Это была правда. Шагая в рядах пикетчиков, он горевал в значительной мере о своих собственных разбитых надеждах, о своей собственной утраченной вере. Профессор говорил себе: «В самом деле, я оплакиваю себя, а не их. Во мне умирает нечто самое ценное, невозместимое. Поистине, я главный плакальщик на сегодняшних похоронах».
Так каждый оплакивал Сакко и Ванцетти по-своему. Но были и люди с сухими глазами; они не плакали — они клялись запомнить и не простить. Каждый из них сделал зарубку на собственном сердце и подвел итог длинному счету, который тянулся настолько далеко назад, насколько хватало памяти у человечества, — вплоть до первого удара бича по первой согбенной спине. Люди с сухими глазами говорили себе: «Слезами горю не поможешь, — мы знаем, что делать».

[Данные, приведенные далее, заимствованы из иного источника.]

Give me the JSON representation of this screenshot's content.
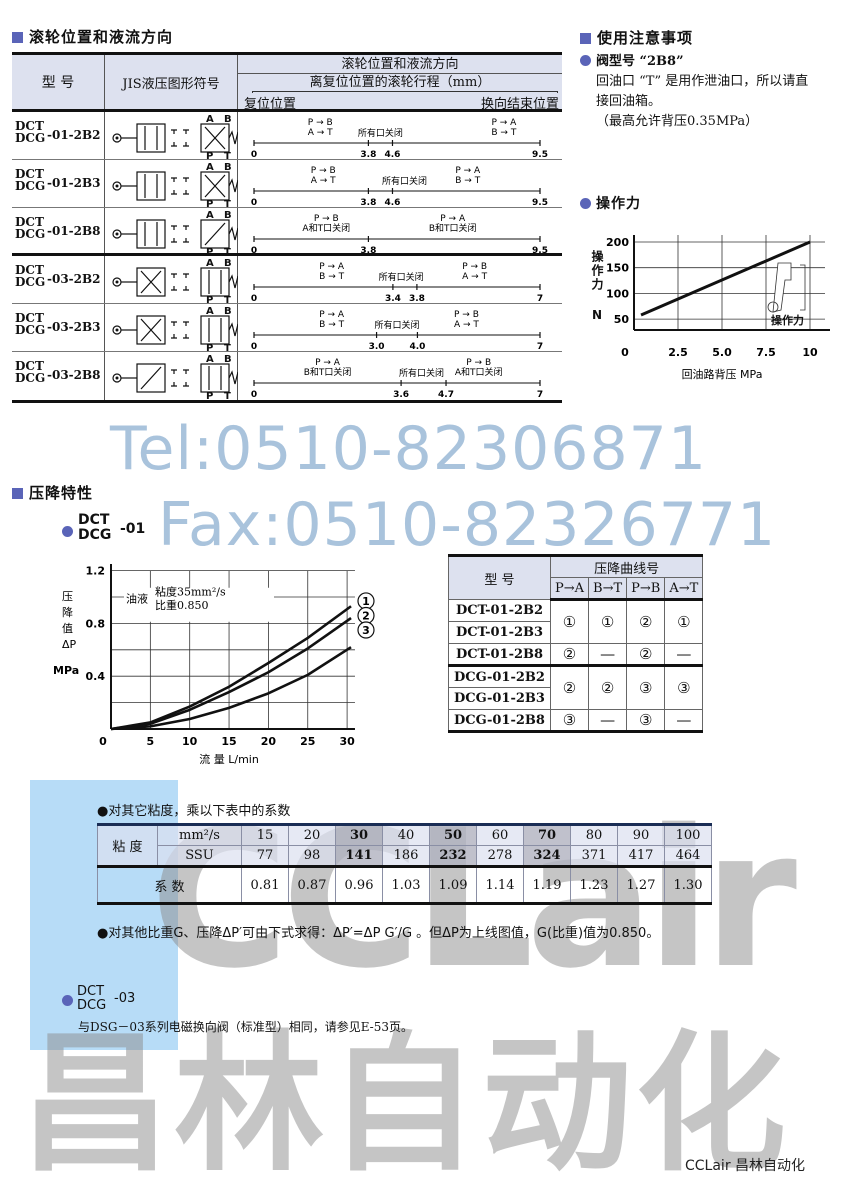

А в самой тюрьме истек последний час, и наступило время умереть первому из трех. То был вор и убийца Селестино Мадейрос. Помощник начальника тюрьмы явился в его камеру с двумя стражниками и сделал ему знак рукой. Мадейрос их ждал и очень спокойно, с удивительным достоинством встал между двумя стражниками и прошел вместе с ними те тринадцать шагов, которые отделяли его камеру от места казни. Когда он вступил в эту комнату, он остановился на мгновение и окинул взглядом собравшихся зрителей. Впоследствии некоторые из них говорили, будто на лице его мелькнуло выражение гнева, но большинство сходилось на том, что, садясь на электрический стул, он оставался спокойным и невозмутимым. Был подан знак, и две тысячи вольт электрического тока были пропущены через его тело. Свет в тюрьме померк, а потом снова разгорелся, и Селестино Мадейрос был мертв.
Вторым должен был умереть Николо Сакко. Как и Мадейрос, он шел со спокойным достоинством. На этот раз зрители почувствовали страх. То, что уже второй человек шел на смерть с таким спокойствием, казалось им противоестественным и ни с чем не сообразным, но это было так.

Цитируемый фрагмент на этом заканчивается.